De cette souche auguste, greffée de tant de manieres, sortoient une multitude de branches dont les vieilles étoient les plus estimées ; mais il étoit facile de les confondre avec les jeunes, lorsque celles-ci étoient parvenues à se couvrir d’une écorce qui est souvent pareilles à celle des vieilles branches. La Roque, qui a écrit un épais volume sur ces branches, les nomme toutes avec une patience digne du temps où il écrivoit. « Il y a de ces branches, dit-il, qui n’ont que l’écorce, mais qui, toutes grêles qu’elles sont, n’en élevent pas moins leurs tiges à une hauteur incroyable. Les branches appellées gentilhommieres, continue cet auteur (qu’on va me permettre de copier pour un instant) ont une particularité singuliere, c’est que leur écorce ressemble parfaitement à du vieux parchemin, & que le blerau, qui est une espece de rat, en est très-friand. Au pied de la souche s’élevent de grosses branches fongueuses, qui tiennent du champignon & croissent de même. Les naturalistes ne sont point d’accord sur leur vrai nom. D’Hosier, qui a traité plus particuliérement de cette famille, la nomme noblesse-financiere. Feu M. Cherin, qui a laissé tous ses talens à M. Cherin fils, ne la désignoit pas autrement que par noblesse-vénale. Quoi qu’il en soit, cette branche parasite est très-charnue & attire à elle toute la seve de sa souche ; elle s’éleve même en froissant les branches gentilhommieres, & mêle ses tiges aux tiges desséchées des vieilles branches, &c., &c. »

Ce morceau d’histoire naturelle de la Roque est très-intéressant, & mériteroit d’être lu en entier dans l’auteur, si l’on n’étoit pas occupé entiérement par les 83 journaux qui paroissent tous les jours ou au moins deux fois par semaine.

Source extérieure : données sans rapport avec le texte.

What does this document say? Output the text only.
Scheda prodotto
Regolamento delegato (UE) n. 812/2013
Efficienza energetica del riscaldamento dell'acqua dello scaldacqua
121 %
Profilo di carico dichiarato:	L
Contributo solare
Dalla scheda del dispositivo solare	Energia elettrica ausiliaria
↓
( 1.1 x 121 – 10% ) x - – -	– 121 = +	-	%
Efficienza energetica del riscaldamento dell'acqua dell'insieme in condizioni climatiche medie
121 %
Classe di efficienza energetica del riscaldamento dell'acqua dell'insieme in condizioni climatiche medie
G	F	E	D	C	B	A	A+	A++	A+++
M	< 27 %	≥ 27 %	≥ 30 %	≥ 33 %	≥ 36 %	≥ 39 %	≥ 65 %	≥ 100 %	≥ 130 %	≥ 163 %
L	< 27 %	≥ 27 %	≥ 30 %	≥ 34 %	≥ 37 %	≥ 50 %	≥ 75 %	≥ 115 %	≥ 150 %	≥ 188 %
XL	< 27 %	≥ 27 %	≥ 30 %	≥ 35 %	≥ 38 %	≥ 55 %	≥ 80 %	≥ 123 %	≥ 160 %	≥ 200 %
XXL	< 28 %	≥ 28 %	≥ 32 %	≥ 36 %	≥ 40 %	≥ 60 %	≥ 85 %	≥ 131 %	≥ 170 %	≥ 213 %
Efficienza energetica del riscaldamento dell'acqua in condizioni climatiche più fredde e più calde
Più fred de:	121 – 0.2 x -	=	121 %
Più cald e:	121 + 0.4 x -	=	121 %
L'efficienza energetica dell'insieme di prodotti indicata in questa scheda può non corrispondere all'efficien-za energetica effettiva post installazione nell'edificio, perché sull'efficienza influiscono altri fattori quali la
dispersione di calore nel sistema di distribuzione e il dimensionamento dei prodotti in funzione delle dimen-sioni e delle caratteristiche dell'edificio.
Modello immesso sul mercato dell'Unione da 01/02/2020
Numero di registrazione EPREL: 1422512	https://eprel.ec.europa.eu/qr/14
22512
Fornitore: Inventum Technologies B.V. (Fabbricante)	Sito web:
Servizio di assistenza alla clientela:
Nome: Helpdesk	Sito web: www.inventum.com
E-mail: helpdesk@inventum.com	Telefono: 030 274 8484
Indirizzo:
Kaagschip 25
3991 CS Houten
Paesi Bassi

En passant de l’histoire naturelle à l’histoire féodale, je remarque que dans l’ancien régime la noblesse avoit ce qu’on appelloit alors des privileges ; c’est-à-dire, que s’il y avoit des oiseaux dans les airs, c’étoit elle qui les mangeoit ; que s’il y avoit des poissons dans les eaux, c’étoit elle qui les mangeoit ; qu’elle mangeoit encore les nombreux quadrupedes qu’Adam avoit pris tant de peine à nommer, & le vilain qui osoit y toucher étoit livré à l’infamie & réduit au pain de douleur… Mais tout cela n’est plus ; aux vains noms dont la Roque qualifioit la noblesse, on a substitué celui de noblesse-citoyenne. Ce qu’elle mangeoit seule nous le mangerons avec elle, nous le partagerons en freres & nous lui offrirons même d’en jouir seule, si elle oublie les lentilles d’Esaü.